Several items of interest out there this morning...
The Boston Globe talks at length about Buck Showalter's firing and the Ranger managerial search, including this snippet:
In letting go of Buck Showalter with three years remaining on his contract, Rangers general manager Jon Daniels said, ``The most important factor we're looking for is an intelligent person who can create and establish trust within the clubhouse and the organization. Somebody who can create a positive environment."
This seemed to be the knock on Showalter, who made a couple of recommendations that probably came back to haunt him: losing Kenny Rogers (who signed as a free agent in Detroit) and Chris Young (traded to the Padres), a pair of pitchers who hurled 14 1/3 scoreless innings in the first round of the playoffs.
The Rangers clubhouse also became fractured, with shortstop Michael Young and first baseman Mark Teixeira both losing faith in Showalter.
Jim Reeves' Postcards from the Ledge includes some quotes from Hillman about his familiarity and respect for the coaches already under contract for the Rangers, making it sound like he doesn't have a problem with keeping them around.
And T>R. Sullivan has a big article on Hillman on the Rangers website today...
Bill Madden in the New York Daily News also touches on the Ranger managerial hunt, although he mentions Bud Black, rather than Trey Hillman, as the fourth candidate.
Madden also says that the Yankees need to trade Alex Rodriguez to fix their team chemistry problems...if the Yankees are willing to deal him, I'd be interested in the Rangers bringing him back.
T.J. Quinn of the New York Daily News also advocates dealing ARod, describing him financially as a "bargain" because of all the money the Rangers are kicking in towards his contract (thank you, Tom Hicks), and advocates the Yanks picking up Mark DeRosa to play third base.

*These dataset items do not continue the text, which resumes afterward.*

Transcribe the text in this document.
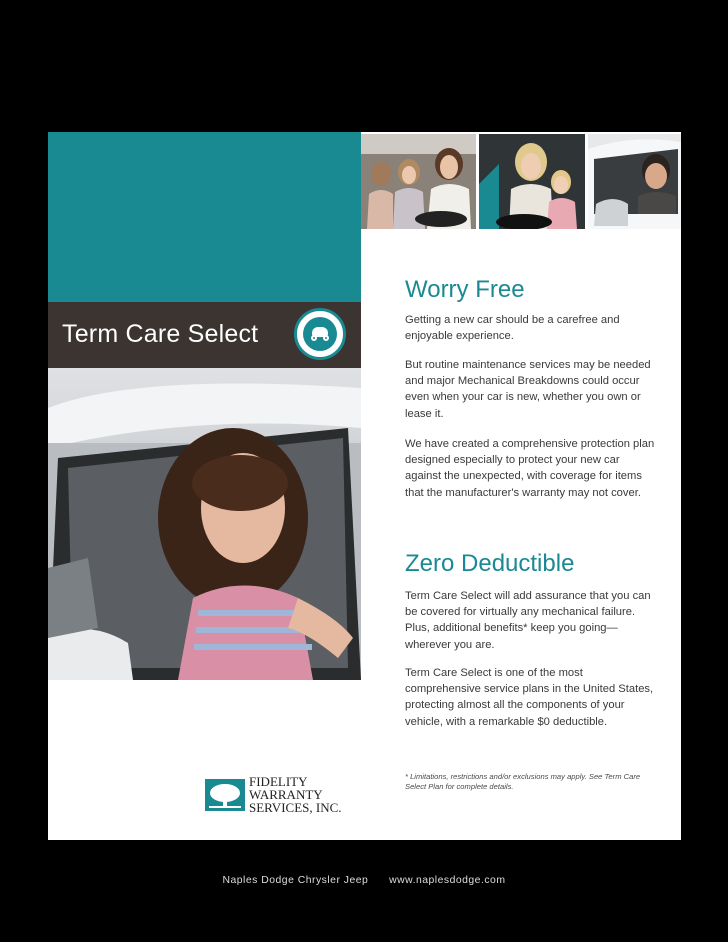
Term Care Select
Worry Free

Getting a new car should be a carefree and enjoyable experience.

But routine maintenance services may be needed and major Mechanical Breakdowns could occur even when your car is new, whether you own or lease it.

We have created a comprehensive protection plan designed especially to protect your new car against the unexpected, with coverage for items that the manufacturer's warranty may not cover.

Zero Deductible

Term Care Select will add assurance that you can be covered for virtually any mechanical failure. Plus, additional benefits* keep you going—wherever you are.

Term Care Select is one of the most comprehensive service plans in the United States, protecting almost all the components of your vehicle, with a remarkable $0 deductible.

* Limitations, restrictions and/or exclusions may apply. See Term Care Select Plan for complete details.

FIDELITY
WARRANTY
SERVICES, INC.
Naples Dodge Chrysler Jeep www.naplesdodge.com
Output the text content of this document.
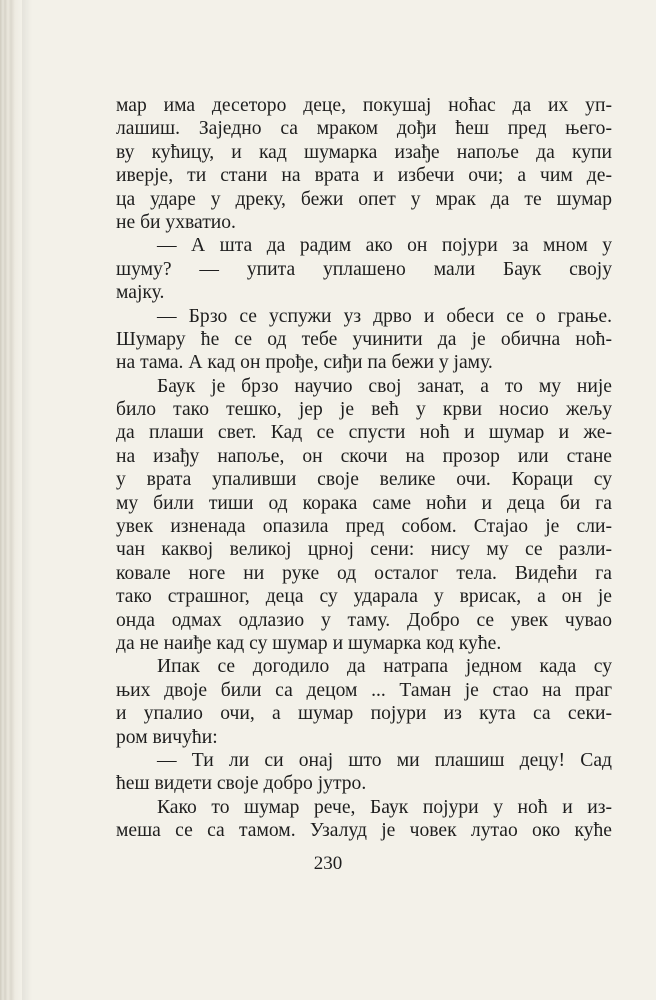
мар има десеторо деце, покушај ноћас да их уп-
лашиш. Заједно са мраком дођи ћеш пред њего-
ву кућицу, и кад шумарка изађе напоље да купи
иверје, ти стани на врата и избечи очи; а чим де-
ца ударе у дреку, бежи опет у мрак да те шумар
не би ухватио.
— А шта да радим ако он појури за мном у
шуму? — упита уплашено мали Баук своју
мајку.
— Брзо се успужи уз дрво и обеси се о грање.
Шумару ће се од тебе учинити да је обична ноћ-
на тама. А кад он прође, сиђи па бежи у јаму.
Баук је брзо научио свој занат, а то му није
било тако тешко, јер је већ у крви носио жељу
да плаши свет. Кад се спусти ноћ и шумар и же-
на изађу напоље, он скочи на прозор или стане
у врата упаливши своје велике очи. Кораци су
му били тиши од корака саме ноћи и деца би га
увек изненада опазила пред собом. Стајао је сли-
чан каквој великој црној сени: нису му се разли-
ковале ноге ни руке од осталог тела. Видећи га
тако страшног, деца су ударала у врисак, а он је
онда одмах одлазио у таму. Добро се увек чувао
да не наиђе кад су шумар и шумарка код куће.
Ипак се догодило да натрапа једном када су
њих двоје били са децом ... Таман је стао на праг
и упалио очи, а шумар појури из кута са секи-
ром вичући:
— Ти ли си онај што ми плашиш децу! Сад
ћеш видети своје добро јутро.
Како то шумар рече, Баук појури у ноћ и из-
меша се са тамом. Узалуд је човек лутао око куће
230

I've said this before, but if the Yankees -- any team, really, but particularly the Yankees -- come in with an offer for DeRosa to be a starting infielder, and are willing to pay him as a starting infielder, the Rangers can forget about keeping him around. I know that his "versatility" is supposedly so important that the Rangers can't afford to lose him, but I don't see any way that the Rangers can justify paying him starter money to be a part-time player. And even if they were, I don't see why DeRosa would choose to be a part-time player here rather than a starter elsewhere.
The Daily Southtown out of Chicago mentions the ChiSox as a possible suitor for Gary Matthews, Jr.
Again, while I'd like GMJ to return, I'm not breaking the bank for him. I'm not sold on him being an elite defensive centerfielder, and I'm not sure he's going to be a plus hitter at the position going forward. If the bidding gets to $24-27 million over three years, I'd rather see the Rangers let GMJ walk, go with Fab 5 Freddy for a year, spend money instead on a big bat for a year in a corner outfielder slot, and make a run at Vernon Wells after next year.
Evan Grant has an article in the DMN on how Dave Dombrowski has built the Tigers, noting in particular the shrewd trades and pickups from the leftover bin (including former Rangers Marcus Thames and Craig Monroe) to build a team that is going to the World Series.